Official Residence
The official residence of the Lord Lieutenant was the Viceregal Apartments in Dublin Castle, where the Viceregal Court was based. Other summer or alternative residences used by Lord Lieutenant or Lords Deputy included Abbeville in Kinsealy, Chapelizod House, in which the Lord Lieutenant lived while Dublin Castle was being rebuilt following a fire but which he left due to the building being supposedly haunted, Leixlip Castle and St. Wolstan's in Celbridge. The Geraldine Lords Deputy, the 8th Earl of Kildare and the 9th Earl of Kildare, being native Irish, both lived in, among other locations, their castle in Maynooth, County Kildare. Lord Essex owned Durhamstown Castle near Navan in County Meath, a short distance from the residence of the Lord Bishop of Meath at Ardbraccan House.

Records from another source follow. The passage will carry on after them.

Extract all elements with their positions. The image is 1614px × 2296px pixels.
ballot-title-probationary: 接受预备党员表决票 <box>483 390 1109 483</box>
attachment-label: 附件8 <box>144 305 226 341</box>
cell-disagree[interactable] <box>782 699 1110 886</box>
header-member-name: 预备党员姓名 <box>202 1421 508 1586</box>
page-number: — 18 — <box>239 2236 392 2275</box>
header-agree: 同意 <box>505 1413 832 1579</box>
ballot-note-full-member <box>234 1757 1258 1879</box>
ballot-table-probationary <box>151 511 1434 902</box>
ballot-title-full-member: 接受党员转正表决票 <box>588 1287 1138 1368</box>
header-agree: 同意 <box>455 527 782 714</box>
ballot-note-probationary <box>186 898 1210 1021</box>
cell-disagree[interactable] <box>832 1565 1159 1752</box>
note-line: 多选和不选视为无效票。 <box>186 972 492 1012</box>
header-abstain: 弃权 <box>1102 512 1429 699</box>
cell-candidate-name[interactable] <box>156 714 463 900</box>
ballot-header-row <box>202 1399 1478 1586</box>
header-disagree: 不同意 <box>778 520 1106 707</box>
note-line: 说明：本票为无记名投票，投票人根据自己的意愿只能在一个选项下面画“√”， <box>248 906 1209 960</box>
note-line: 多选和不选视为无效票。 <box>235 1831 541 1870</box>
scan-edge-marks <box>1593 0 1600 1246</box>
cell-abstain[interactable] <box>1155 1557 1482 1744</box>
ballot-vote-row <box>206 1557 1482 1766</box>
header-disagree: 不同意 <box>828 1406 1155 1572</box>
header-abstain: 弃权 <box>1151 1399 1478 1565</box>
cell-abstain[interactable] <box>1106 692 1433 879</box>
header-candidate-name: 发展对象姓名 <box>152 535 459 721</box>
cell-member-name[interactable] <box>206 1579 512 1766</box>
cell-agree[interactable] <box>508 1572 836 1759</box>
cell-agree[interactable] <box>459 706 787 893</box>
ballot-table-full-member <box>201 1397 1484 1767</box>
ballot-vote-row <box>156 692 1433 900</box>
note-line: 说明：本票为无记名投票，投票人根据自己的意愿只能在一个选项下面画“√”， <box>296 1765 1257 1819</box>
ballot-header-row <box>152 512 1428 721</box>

The decision to require the Lord Lieutenant to live full time in Ireland necessitated a change in living arrangements. As the location of the Viceregal Court, the Privy Council and of various governmental offices, Dublin Castle became a less than desirable full time resident for the viceroy, vicereine and their family. In 1781 the British government bought the former ranger's house in Phoenix Park to act as a personal residence for the Lord Lieutenant. The building was rebuilt and named the Viceregal Lodge. It was not however until major renovations in the 1820s that the Lodge came to be used regularly by viceroys. It is now known as Áras an Uachtaráin and is the residence of the President of Ireland.
By the mid-19th century, Lords Lieutenant lived in the Castle only during the Social Season (early January to St. Patrick's Day, 17 March), during which time they held social events; balls, drawing rooms, etc.